Demographic trends show a dramatic rise in constituencies likely not to favor the Republican Party. And against that trend we have these Supreme Court decisions:
1. Bush v. Gore (Yeah, this was the Rehnquist court but so what?)
Stop the Florida State Supreme Court mandated recount of votes just because we are a supremer court that talks a lot about the importance of states' rights but in this case we are throwing our principles out the window instead of appropriately remanding the case back to the state court with instructions to provide uniform recount guidelines. We think it's better to arbitrarily decide the election based on yelling "freeze!" on December 9, even though the votes recounted up until then had different standards of validity applied to them across the counties; and we're stopping the recount because of those differing standards of validity.

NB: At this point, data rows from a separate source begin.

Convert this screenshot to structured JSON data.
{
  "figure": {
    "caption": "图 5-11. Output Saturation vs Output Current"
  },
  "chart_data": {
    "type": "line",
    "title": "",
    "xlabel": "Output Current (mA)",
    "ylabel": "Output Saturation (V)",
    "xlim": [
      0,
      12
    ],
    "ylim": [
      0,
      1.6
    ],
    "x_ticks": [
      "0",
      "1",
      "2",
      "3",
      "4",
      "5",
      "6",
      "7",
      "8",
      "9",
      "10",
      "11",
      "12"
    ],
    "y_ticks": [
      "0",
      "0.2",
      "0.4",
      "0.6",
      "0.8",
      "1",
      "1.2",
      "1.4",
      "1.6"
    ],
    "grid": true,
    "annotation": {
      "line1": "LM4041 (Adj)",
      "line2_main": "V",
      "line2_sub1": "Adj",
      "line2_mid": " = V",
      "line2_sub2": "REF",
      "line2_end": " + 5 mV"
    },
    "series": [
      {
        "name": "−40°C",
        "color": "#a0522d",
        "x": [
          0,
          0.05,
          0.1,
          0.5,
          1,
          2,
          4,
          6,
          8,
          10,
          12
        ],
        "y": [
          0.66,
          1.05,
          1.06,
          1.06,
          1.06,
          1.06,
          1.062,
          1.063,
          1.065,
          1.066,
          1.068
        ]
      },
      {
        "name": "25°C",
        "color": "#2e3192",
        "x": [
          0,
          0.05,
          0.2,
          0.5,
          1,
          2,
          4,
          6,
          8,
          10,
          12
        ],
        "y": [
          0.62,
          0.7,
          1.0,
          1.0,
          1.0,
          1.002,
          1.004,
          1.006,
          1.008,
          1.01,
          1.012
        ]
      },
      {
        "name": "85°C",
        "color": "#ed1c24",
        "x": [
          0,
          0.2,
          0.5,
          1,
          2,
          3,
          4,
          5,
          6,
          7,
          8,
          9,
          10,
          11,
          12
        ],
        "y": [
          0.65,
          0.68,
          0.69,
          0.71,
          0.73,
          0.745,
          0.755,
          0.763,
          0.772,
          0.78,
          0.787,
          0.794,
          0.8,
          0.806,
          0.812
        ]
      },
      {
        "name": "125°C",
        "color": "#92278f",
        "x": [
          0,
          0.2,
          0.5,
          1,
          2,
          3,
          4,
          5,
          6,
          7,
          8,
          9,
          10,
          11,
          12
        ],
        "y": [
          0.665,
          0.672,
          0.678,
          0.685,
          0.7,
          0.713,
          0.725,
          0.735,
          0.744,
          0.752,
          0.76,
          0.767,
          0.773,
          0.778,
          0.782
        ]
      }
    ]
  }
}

We prefer to pick the winner of the most powerful elected position in our country by preventing a more accurate recount from taking place in Florida; because--you know--we can't drag this thing out any longer.
Bush just wins.
2. Citizens United v. Federal Election Commission
Even though no law says it, and legal precedent dances around the idea, we are assuming that a corporation is a legal person and as such deserves the free speech protection we have already decided should pertain to money. Buy a TV station or two if you want your message to reach more people, folks. Or if you don't want the burden of ownership, pool a bunch of money so that a good propagandist can orchestrate buying time on those media outlets for you. Everyone has the same free speech access that money can buy.
And every corporation is a person with such free speech protection. So no limit on the monies.
3. Shelby County, Alabama V Holder, Attorney General, et al.
If there were any credible reasoning in the majority opinion then some could argue (I wouldn't be one of them) that the decision reflects objective jurisprudence. But the reasoning is satirically nonsensical, accurately paraphrased as: Because the VRA has been successful in states where preclearance of changes to electoral process is required, we no longer need VRA preclearance in those places. In other words, instead of reasoning, an Alice-in-Wonderland mockery of it that shows sharp contempt for what the VRA was designed to do.
Shorter paraphrase of decision: VRA worked; and enough of that.
The loud voter fraud nonsense we have heard about for the past decade just became valid pretext for changing electoral processes anywhere the voter suppression gang wants to work its will. I'm sure the new ID laws will be very creative in making it difficult for non-Republicans to vote.
If 2 and 3 don't work efficiently enough to game national elections in favor of Republicans, is there anything more this Supreme Court could do about it? Gut the 4th amendment in favor of "national security" when the inevitable challenges to the NSA surveillance leviathan get onto the docket? There would be lots of ways vote suppressionists could use that NSA data.